Namun, boleh jadi pemikiran yang sekarang ini menjadi kolot dan tidak berguna pada masa yang akan mendatang. Oleh karena itulah kebenaran itu bersifat relatif dan yang haq adalah kebenaran Ilahi. Dalam hukum alam, sebenarnya sunnatullah telah mengejawantahkan dirinya, namun setiap individu ataupun sekelompok masyarakat belum menyadarinya. Maka untuk menjadi insan modern, kuncinya adalah mengerti hukum alam yang sedang berlaku (titah Tuhan)
Teologi Inklusif: Islam adalah Rahmat lil ‘Aalamiin
Di sisi lain, Nurcholish madjid menawarkan teologi inklusif sebagai upaya solutif untuk memasuki era kemordernan yang penuh dengan tantangan.

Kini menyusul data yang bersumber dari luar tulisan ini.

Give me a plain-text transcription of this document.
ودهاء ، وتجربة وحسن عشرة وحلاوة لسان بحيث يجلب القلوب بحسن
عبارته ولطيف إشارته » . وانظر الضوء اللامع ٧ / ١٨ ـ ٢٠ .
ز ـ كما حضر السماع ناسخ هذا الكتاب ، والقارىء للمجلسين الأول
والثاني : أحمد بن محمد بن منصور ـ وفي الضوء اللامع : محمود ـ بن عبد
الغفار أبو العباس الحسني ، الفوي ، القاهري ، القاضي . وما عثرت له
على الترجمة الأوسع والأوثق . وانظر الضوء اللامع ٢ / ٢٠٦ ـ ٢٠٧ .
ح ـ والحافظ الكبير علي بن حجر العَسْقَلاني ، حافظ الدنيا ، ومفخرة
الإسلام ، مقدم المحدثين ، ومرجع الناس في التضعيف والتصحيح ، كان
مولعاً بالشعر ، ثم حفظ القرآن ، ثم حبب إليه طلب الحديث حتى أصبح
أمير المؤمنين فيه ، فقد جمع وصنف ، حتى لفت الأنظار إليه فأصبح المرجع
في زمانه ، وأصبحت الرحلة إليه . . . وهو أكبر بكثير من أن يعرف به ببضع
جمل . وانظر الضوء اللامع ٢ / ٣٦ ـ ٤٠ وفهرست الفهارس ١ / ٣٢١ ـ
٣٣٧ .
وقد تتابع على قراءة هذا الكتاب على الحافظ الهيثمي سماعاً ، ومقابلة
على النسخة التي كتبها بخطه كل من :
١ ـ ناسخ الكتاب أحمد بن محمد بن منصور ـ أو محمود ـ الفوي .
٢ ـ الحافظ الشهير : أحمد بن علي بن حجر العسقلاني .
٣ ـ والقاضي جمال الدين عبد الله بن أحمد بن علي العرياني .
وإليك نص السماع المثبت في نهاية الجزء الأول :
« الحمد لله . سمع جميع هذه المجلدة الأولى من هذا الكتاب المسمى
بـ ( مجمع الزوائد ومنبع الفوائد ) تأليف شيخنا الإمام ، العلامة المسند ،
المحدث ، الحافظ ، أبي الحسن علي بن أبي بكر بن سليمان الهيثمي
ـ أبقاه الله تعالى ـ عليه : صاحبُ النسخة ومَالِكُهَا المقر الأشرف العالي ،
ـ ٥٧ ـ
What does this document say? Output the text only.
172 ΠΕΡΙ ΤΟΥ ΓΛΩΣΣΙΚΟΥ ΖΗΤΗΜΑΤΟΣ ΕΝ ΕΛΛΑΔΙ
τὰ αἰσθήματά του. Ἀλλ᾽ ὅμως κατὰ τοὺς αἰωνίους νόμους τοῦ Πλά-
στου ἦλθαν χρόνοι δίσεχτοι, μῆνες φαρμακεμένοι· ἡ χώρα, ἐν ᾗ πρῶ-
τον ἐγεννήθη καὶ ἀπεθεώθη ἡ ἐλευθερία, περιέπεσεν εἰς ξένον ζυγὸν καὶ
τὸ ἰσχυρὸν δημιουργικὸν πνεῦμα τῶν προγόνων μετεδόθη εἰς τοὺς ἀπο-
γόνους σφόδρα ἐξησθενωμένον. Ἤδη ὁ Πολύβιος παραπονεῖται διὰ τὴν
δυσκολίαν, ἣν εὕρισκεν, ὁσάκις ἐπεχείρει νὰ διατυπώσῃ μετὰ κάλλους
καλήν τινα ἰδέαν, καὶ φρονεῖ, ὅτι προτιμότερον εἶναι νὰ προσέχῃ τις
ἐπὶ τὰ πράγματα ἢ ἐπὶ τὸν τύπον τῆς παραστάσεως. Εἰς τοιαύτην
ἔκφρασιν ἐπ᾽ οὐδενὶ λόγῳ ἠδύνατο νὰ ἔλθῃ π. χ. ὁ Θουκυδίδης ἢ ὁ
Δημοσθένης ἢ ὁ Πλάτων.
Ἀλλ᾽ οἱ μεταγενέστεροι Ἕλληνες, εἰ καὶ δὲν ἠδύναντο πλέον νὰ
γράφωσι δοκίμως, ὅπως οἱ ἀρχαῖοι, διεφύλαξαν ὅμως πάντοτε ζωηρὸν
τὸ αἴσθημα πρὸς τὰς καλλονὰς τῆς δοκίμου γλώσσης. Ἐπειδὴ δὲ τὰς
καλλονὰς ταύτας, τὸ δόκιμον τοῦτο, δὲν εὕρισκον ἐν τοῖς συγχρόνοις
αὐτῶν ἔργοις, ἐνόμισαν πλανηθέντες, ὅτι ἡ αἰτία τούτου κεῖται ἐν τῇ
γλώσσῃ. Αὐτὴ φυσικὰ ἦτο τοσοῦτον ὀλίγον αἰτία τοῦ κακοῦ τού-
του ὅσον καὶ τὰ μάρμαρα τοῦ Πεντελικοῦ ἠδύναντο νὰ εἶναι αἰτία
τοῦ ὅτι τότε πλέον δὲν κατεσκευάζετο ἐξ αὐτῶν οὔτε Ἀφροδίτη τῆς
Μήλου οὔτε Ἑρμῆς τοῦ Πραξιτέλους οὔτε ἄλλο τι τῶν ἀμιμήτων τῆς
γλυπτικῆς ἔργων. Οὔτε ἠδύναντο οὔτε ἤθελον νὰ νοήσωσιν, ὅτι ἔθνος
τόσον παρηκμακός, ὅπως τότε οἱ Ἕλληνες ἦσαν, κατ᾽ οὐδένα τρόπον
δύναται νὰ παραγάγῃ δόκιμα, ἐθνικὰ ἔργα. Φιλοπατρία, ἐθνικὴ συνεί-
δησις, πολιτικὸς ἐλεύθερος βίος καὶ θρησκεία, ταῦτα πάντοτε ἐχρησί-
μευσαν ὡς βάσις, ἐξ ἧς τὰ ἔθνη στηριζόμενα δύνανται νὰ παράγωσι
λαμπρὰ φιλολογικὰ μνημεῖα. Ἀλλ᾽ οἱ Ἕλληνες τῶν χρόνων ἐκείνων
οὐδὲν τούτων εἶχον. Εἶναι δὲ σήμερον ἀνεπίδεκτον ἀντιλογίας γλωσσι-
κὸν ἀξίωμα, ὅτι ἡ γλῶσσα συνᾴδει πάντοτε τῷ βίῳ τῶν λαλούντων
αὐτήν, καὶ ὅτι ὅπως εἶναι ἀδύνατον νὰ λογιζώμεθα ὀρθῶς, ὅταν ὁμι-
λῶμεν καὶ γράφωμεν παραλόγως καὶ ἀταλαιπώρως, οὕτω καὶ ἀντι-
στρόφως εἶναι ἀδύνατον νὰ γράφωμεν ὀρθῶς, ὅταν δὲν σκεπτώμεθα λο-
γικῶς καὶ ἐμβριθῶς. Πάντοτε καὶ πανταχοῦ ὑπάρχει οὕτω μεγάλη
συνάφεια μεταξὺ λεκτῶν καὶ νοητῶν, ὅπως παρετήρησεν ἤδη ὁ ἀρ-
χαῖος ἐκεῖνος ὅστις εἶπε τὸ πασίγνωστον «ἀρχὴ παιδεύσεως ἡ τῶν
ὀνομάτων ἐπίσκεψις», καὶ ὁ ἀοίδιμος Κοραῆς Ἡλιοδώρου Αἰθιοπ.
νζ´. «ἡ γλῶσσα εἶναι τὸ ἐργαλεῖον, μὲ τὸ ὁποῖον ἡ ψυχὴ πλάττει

Teologi eksklusif yang melekat di hati masyarakat muslim kala itu, Cak Nur menilai telah mengalami kejumudan, sehingga harus di ganti dengan teologi yang lebih segar dan lebih Islami.
Paras Islam yang sesungguhnya ialah yang bersifat terbuka dan rahmatan lil ‘alamin. Tidak ada manusia pun di dunia ini yang berhak mengklaim kebenaran yang bersifat insani menjadi suatu kebenaran yang mutlak atau bersandingan dengan kebenaran Tuhan. Apalagi Nabi Muhammad saw., sang pembawa kebenaran Islam juga pernah mengisbatkan, bahwasannya kebenaran itu seperti benda milik orang Islam yang hilang. Maka dari itu harus mengambilnya bagi siapa saja yang menjumpainya dan bahwa kebenaran itu harus dicari di mana pun dan kapan pun, sekalipun harus ‘sampai ke negeri Cina’.
Maka dari itu hendaknya setiap orang yang mengaku beragama Islam di muka bumi ini harus senantiasa berpikiran modern, maju, progresif, dan selalu berusaha memperbaiki diri sendiri (ihsan). Begitu pula seorang pemimpin, harus senantiasa sukarela dan sabar dalam memperbaiki masyaraktnya yang belum berpikiran modern menjadi sebuah masyarakat yang berpikiran modernis ala Islam. Nah dengan begitu, lengkap sudah titahan Tuhan yaitu Islam, iman, dan ihsan dalam aspek kehidupan ini.